A discrimination metric for classification problems, measuring the area under the entire receiver operating characteristic curve. AUC ranges from 0 to 1 with higher values indicating better performance.

Base-learner

A single, stand-alone statistical or machine learning model built for predicting a continuous or a binary outcome.

Bootstrapping

Random sampling data with replacement.

Calibration-in-the-large

A method for measuring the agreement between observed outcomes and predictions for classification problems, where the average predicted probability is compared with the observed event rate. A mismatch indicates that the model over- or underestimates the risk on average.

Deep neural network

A type of machine learning model that resembles how neurons in human brain work.

Mean absolute error (MAE)

MAE measures the average magnitude of errors, i.e., the difference between true/observed values and their predictions. Lower MAE indicates better performance.

Meta-learner

A statistical or machine learning model that uses as input the output of other models (i.e., base-learners), to predict an outcome of interest.

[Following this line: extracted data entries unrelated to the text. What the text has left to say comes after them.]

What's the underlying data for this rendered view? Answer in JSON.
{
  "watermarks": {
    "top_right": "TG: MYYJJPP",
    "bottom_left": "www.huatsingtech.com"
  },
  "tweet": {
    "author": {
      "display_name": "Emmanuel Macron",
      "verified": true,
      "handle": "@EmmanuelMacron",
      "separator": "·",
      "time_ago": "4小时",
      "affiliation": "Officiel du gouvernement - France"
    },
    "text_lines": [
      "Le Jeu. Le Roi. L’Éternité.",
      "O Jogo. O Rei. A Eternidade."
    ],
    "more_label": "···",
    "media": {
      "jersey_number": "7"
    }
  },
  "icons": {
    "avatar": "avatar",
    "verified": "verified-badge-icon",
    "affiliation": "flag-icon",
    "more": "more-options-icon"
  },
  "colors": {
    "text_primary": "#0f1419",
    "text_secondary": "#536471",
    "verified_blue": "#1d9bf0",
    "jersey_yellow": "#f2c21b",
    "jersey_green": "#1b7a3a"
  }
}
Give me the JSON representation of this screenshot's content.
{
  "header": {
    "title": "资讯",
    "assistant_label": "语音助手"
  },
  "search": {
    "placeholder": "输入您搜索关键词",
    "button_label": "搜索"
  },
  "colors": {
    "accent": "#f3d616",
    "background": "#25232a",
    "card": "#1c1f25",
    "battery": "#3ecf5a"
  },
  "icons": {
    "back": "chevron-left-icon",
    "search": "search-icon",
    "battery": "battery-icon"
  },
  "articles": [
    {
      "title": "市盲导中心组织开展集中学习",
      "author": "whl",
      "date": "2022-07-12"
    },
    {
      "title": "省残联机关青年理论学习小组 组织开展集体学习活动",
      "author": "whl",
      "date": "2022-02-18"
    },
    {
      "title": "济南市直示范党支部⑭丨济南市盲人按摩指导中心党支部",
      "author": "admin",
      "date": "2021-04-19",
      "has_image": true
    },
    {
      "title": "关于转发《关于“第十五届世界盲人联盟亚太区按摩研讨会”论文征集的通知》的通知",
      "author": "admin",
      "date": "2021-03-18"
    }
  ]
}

Multi-layer perceptron (MLP)

The simplest deep neural network model with multiple stacked hidden layers.

Overfitting

The case when a model fits too closely to the data used to develop the model (training data), but performs badly on new, testing data.

Permutation feature importance

A method to evaluate the importance of predictors used in machine learning models, by measuring the decrease in model performance when the predictor’s values are randomly shuffled.

Ridge regression

A statistical regression model which uses a penalized likelihood. The penalty has the effect of shrinking the estimated coefficients so that the model does not yield extreme predictions.